チリとアオキはボリボリと豆を食べて子供たちの様子を眺めている。
最初の内は子供たちが存分にイベントを楽しむべきだとサイン入りのポストカードが欲しい大人たちも静観しているのでアオキとチリも大人しくしているようだ。
「これ、歳の数だけ食べるってエグいよなあ」
「そうですか? 自分はいけます」
「まあ、自分はそうやろな……」
無限大食であるアオキを横目にチリが呆れていると、ポピーがチリの足元へと戻って来る。
「あーん! 鬼さん足が速くて追い付きませんの!」
ポピーが悔し気に戻って来るのでチリがよっしゃと腕をまくる。
「よおしポピー! ここはチリちゃんに任せ……」
「いえ。ここは自分が」
「……へ?」
一番この手のイベントに不向きな男がやる気に満ちた様子でポピーを抱き上げるのでチリが拍子抜けして言葉を失うが、アオキはポピーを抱いたまま猛然と赤鬼めがけて駆けていく。
「きゃー! アオキのおじちゃん速いですの!」
「……準備はしてきましたからね」
子供たちを相手に手を抜いて小走りしていたカブだったが突然猛スピードで追いかけてきたアオキとポピーを見てギョッとする。
静観していた大人たちがアオキたちの様子を見て慌てて動き出すがもう遅い。
「ええぇ……!?」
突然のアオキの強行突破に困惑するカブであったが、しかしその相手は自分の恋人で無駄にカッコ良く感じてしまう。
珍しく躍動するその姿、本気でカブを追いかけて来るアオキに胸の高鳴りを感じて動きが鈍くなってしまった。
「すみません、カブさん……ポストカードはいただきます」
「カブのおじちゃんごめんあそばせ~!」
アオキとポピー、ふたりがあっという間にカブに追いつきアオキの腕の中に居たポピーがカブの背中にタッチする。
子供たちがイベントを楽しんでいる中、遠慮をする大人たちが大半であるこの状況でこの所業は大人げない。
「ポストカードゲットですの!」
「はい、流石ポピーさんです」
あくまでも、この勝利はポピーの物。
アオキは助力をしただけ。別にルールは破っていない。
しれっと言うアオキにカブがジト目をしたが、アオキは素知らぬふりでその目をかわす。
「……仕方ないね。悔しいけど、ぼくの負けだ」
まさか、この日まで共に走っていたのはこのためだったのでは。
カブが再度ジト、とアオキを見上げると目元が少し弧を描いていたので疑惑が確信に変わる。
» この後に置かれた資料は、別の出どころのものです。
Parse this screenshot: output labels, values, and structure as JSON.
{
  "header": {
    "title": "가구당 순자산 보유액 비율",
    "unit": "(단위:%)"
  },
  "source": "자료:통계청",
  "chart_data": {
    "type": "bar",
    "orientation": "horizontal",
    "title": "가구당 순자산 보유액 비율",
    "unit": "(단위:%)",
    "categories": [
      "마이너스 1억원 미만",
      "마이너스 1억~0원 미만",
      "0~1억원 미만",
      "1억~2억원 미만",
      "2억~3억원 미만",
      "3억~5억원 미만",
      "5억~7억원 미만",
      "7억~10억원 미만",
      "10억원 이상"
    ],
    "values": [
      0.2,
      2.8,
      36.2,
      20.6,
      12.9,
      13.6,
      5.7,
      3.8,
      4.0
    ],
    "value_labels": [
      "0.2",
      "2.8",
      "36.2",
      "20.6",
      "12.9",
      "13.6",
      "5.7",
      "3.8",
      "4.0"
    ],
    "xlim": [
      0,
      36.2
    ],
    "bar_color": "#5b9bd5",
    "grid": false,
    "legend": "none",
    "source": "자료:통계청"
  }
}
……こんなに必死にならなくても、ホウエン出身のカブが恋人であるアオキに何も用意していないわけがないのにと呆れてしまうような、少し気恥ずかしいような、でもやっぱり素直にはなれないホウエン男児、カブ。
「……次は負けないからね」
「次も負けません」
ポピーとチリを共に連れてまでガラル入りして子供向けのイベントに参加するとは思っておらず、そして体力には自信があったのにアオキに軽々負けてしまったことも悔しく。
カブは明日からまたトレーニングを見直そうと心に決めるのだった。
そしてイベントはその後も恙無く進行して、カブはイベント終了後にアオキに説教をしようとしたが……アオキがカブのために愛を込めたスイーツを用意していたことによりそれはうやむやに流されてしまうことになる。
その後、恋人たちが過ごす極一般的な甘いバレンタインデーの夜を諦めないアオキによる戦いはまだ始まったばかりだった。